I have sat through very many uneven full length works and failed works by Kenneth MacMillan that drove me to despair as the Royal Ballet lost its uniqueness of style established by the works of Ashton, DeValois, Cranko and indeed MacMillan who had earlier contributed so much. From the 1970's the RB went into a performing and aesthetic decline, during which time the Ashton repertoire and the 19th century ballets lost style and detail.
Of course the Royal Ballet has changed over the years as the Royal Ballet School, especially in recent years, has lost its way and no longer produces dancers of the calibre of Bussell and Cope that alone Sibley or Dowell. Without the import of some excellent dancers from other traditions, the Royal Ballet could not exist, but this has to some degree added to the gap in the performing tradition of the RB’s core repertoire which undoubtedly will improve as dancers frow further into roles.
These are matters which reflect upon the Board of the Royal Opera House who in the last 36 years have as far as the Royal Ballet are concerned made only one appropriate major appointment and that is Monica Mason as Artistic Director.
Unlike previous incumbents, Miss Mason is identified with and has shown that she identifies with, the defined ‘uniqueness’ that once separated the Royal Ballet from other classical ballet companies.

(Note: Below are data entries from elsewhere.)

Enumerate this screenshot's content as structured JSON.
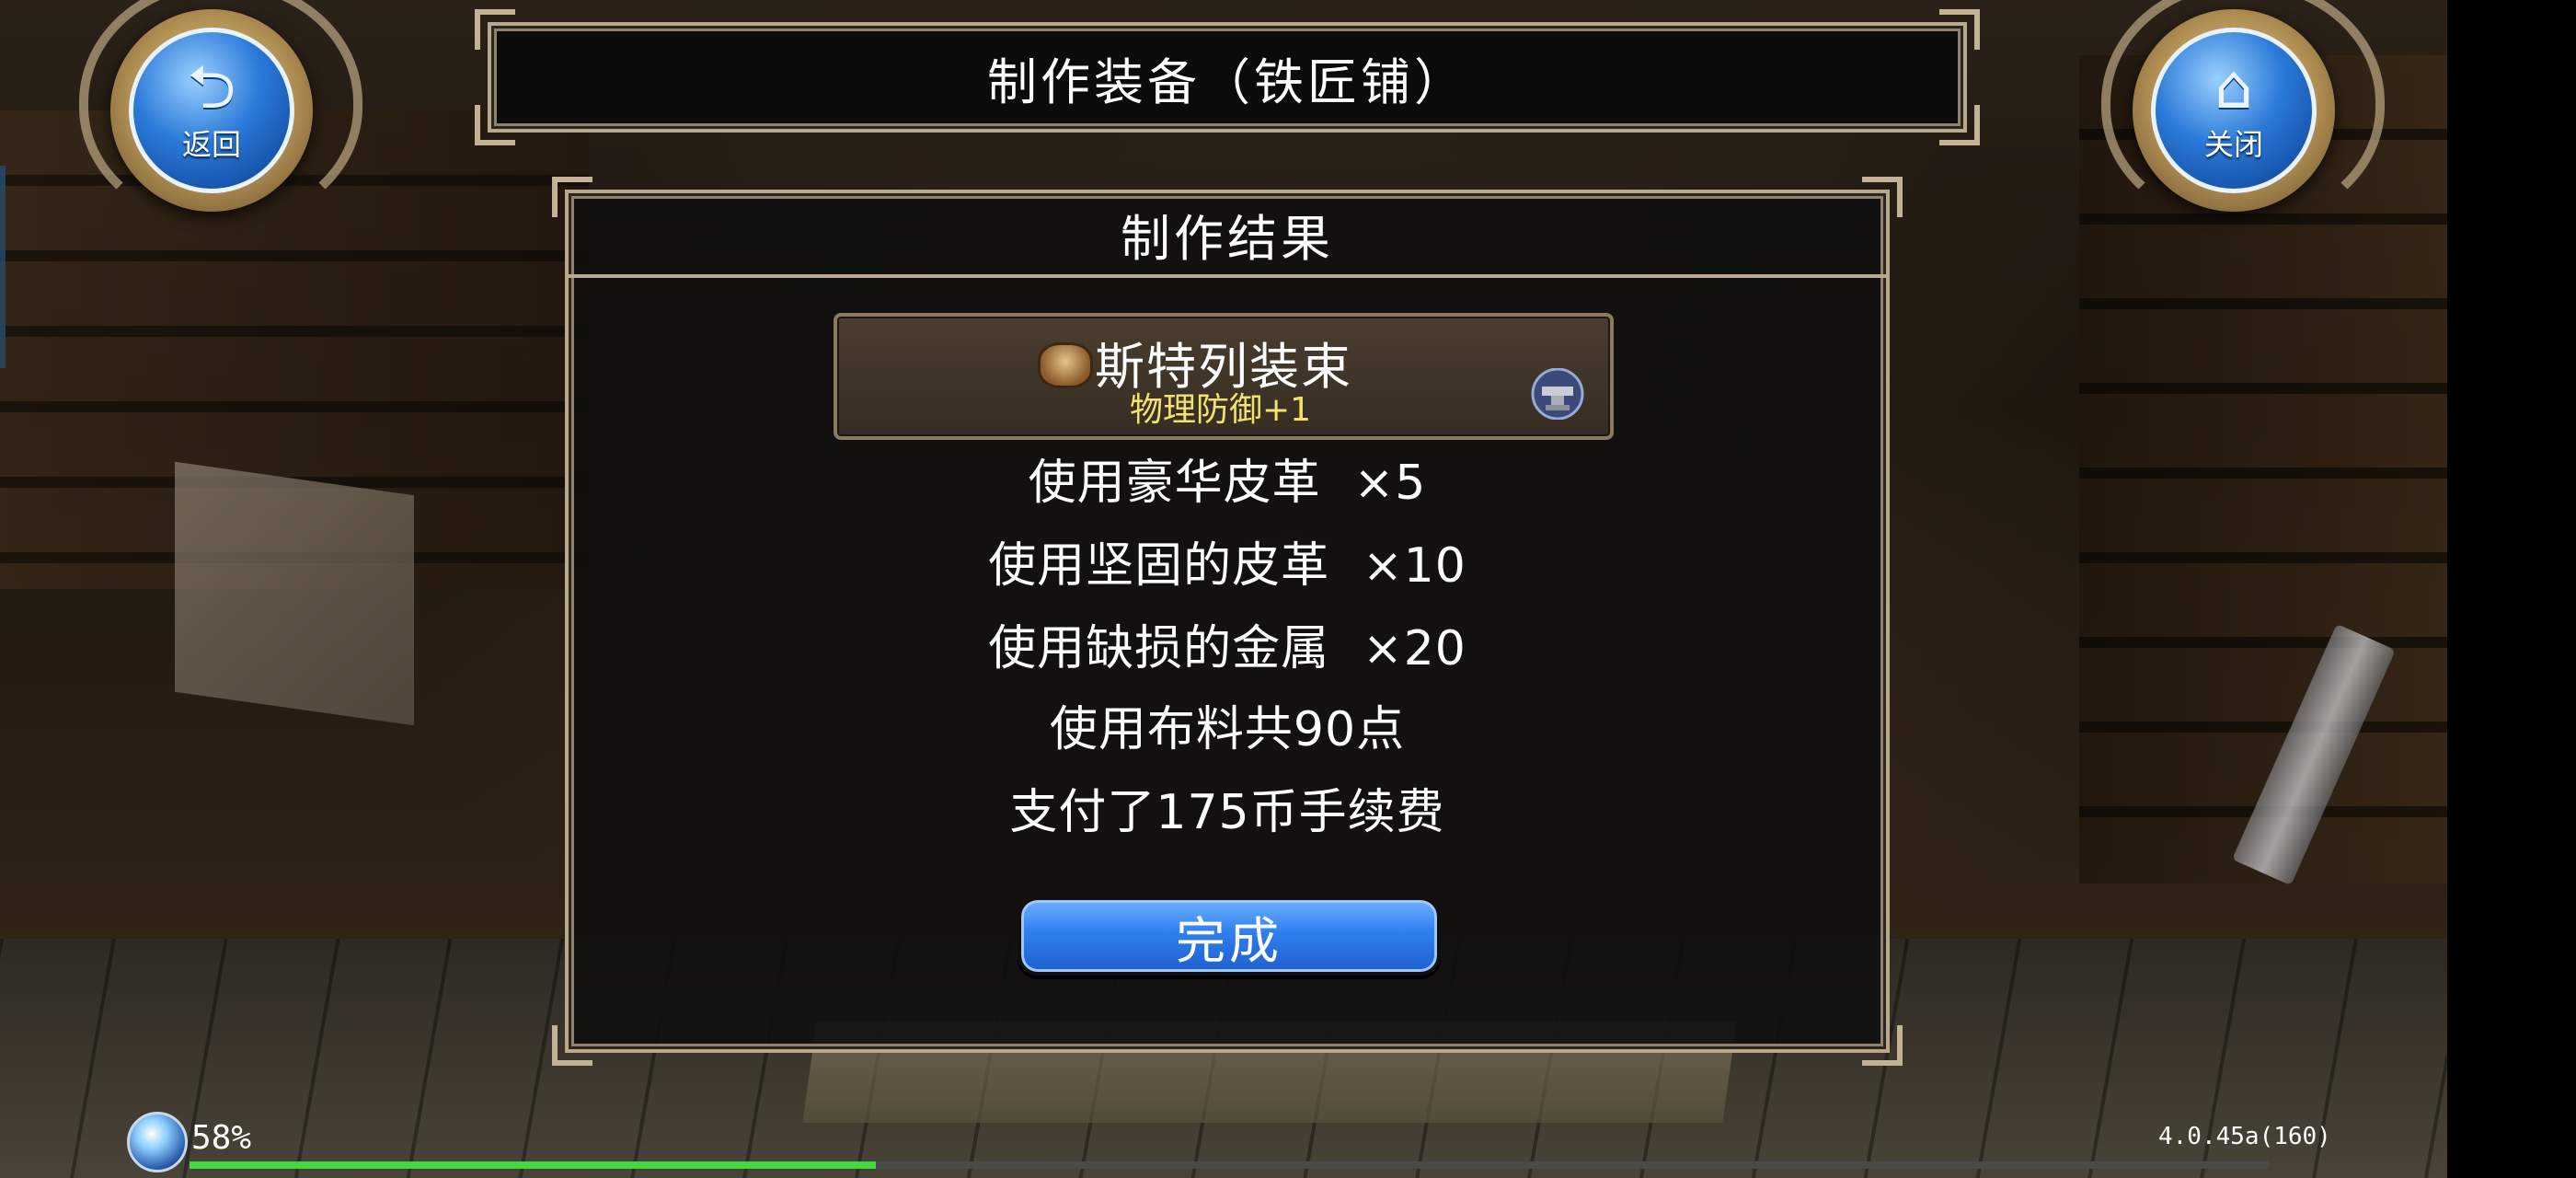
{
  "header": {
    "title": "制作装备（铁匠铺）",
    "back_label": "返回",
    "close_label": "关闭"
  },
  "result_panel": {
    "title": "制作结果",
    "item": {
      "name": "斯特列装束",
      "stat": "物理防御+1",
      "icon": "armor-icon",
      "craft_icon": "anvil-icon"
    },
    "lines": [
      {
        "text": "使用豪华皮革",
        "qty": "×5"
      },
      {
        "text": "使用坚固的皮革",
        "qty": "×10"
      },
      {
        "text": "使用缺损的金属",
        "qty": "×20"
      },
      {
        "text": "使用布料共90点",
        "qty": ""
      },
      {
        "text": "支付了175币手续费",
        "qty": ""
      }
    ],
    "done_label": "完成"
  },
  "status_bar": {
    "xp_percent_label": "58%",
    "xp_fraction": 0.33,
    "version": "4.0.45a(160)"
  },
  "colors": {
    "button_blue": "#2f7ff0",
    "stat_yellow": "#f2e46a",
    "frame_gold": "#b8a98e",
    "xp_green": "#44d644"
  }
}
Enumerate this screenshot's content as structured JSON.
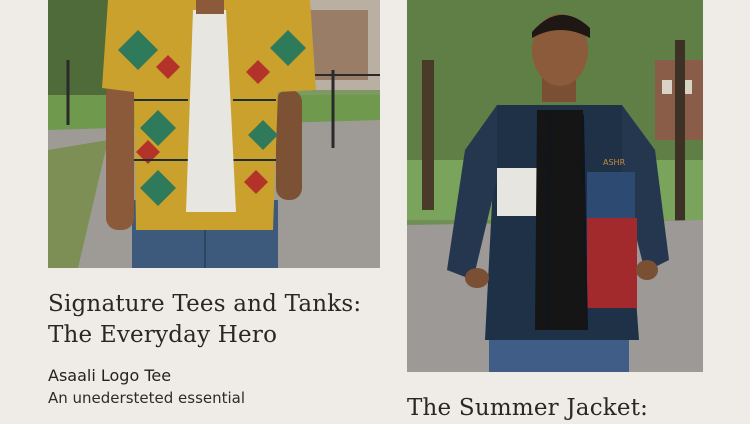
{
  "cards": [
    {
      "headline_line1": "Signature Tees and Tanks:",
      "headline_line2": "The Everyday Hero",
      "product_name": "Asaali Logo Tee",
      "product_desc": "An unedersteted essential",
      "image_alt": "Model wearing a colorful kente-pattern shirt over a white tee"
    },
    {
      "headline_line1": "The Summer Jacket:",
      "image_alt": "Model wearing a navy color-block zip jacket",
      "jacket_logo": "ASHR"
    }
  ]
}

The alternative to appointing Wayne McGregor(by the ROH Board), is to recognize and begin to develop choreographic talent at the Royal Ballet School and give opportunities for public performances. To allow choreographic development for a wide range of RB dancers through opportunities such as the groups that Leslie Edwards once led. To also search out across the world for new choreographers that will enhance the RB repertoire in a way that sustains its difference in a classical ballet world where many companies are dancing identical repertoires.
I personally cannot see how Mr. McGregor can make the necessary sustainable contribution to the RB ballet, having seen his ‘populist’ work (with some members of the audience) at the Royal Opera House and Sadlers Wells and denounce his appointment as Resident Choreographer as wrong-headed and sending out the wrong message to the RB’s expensive seat core audience.
The Royal Ballet is required to improve its audience attendance, especially for 'triple bills'. Does 'Chroma' presage future 'stunt' works with their attending publicity and subsidies. Will critics hoping to achieve the vulgarity of 'celebrity' status by association, support such events. I hope not and I doubt it.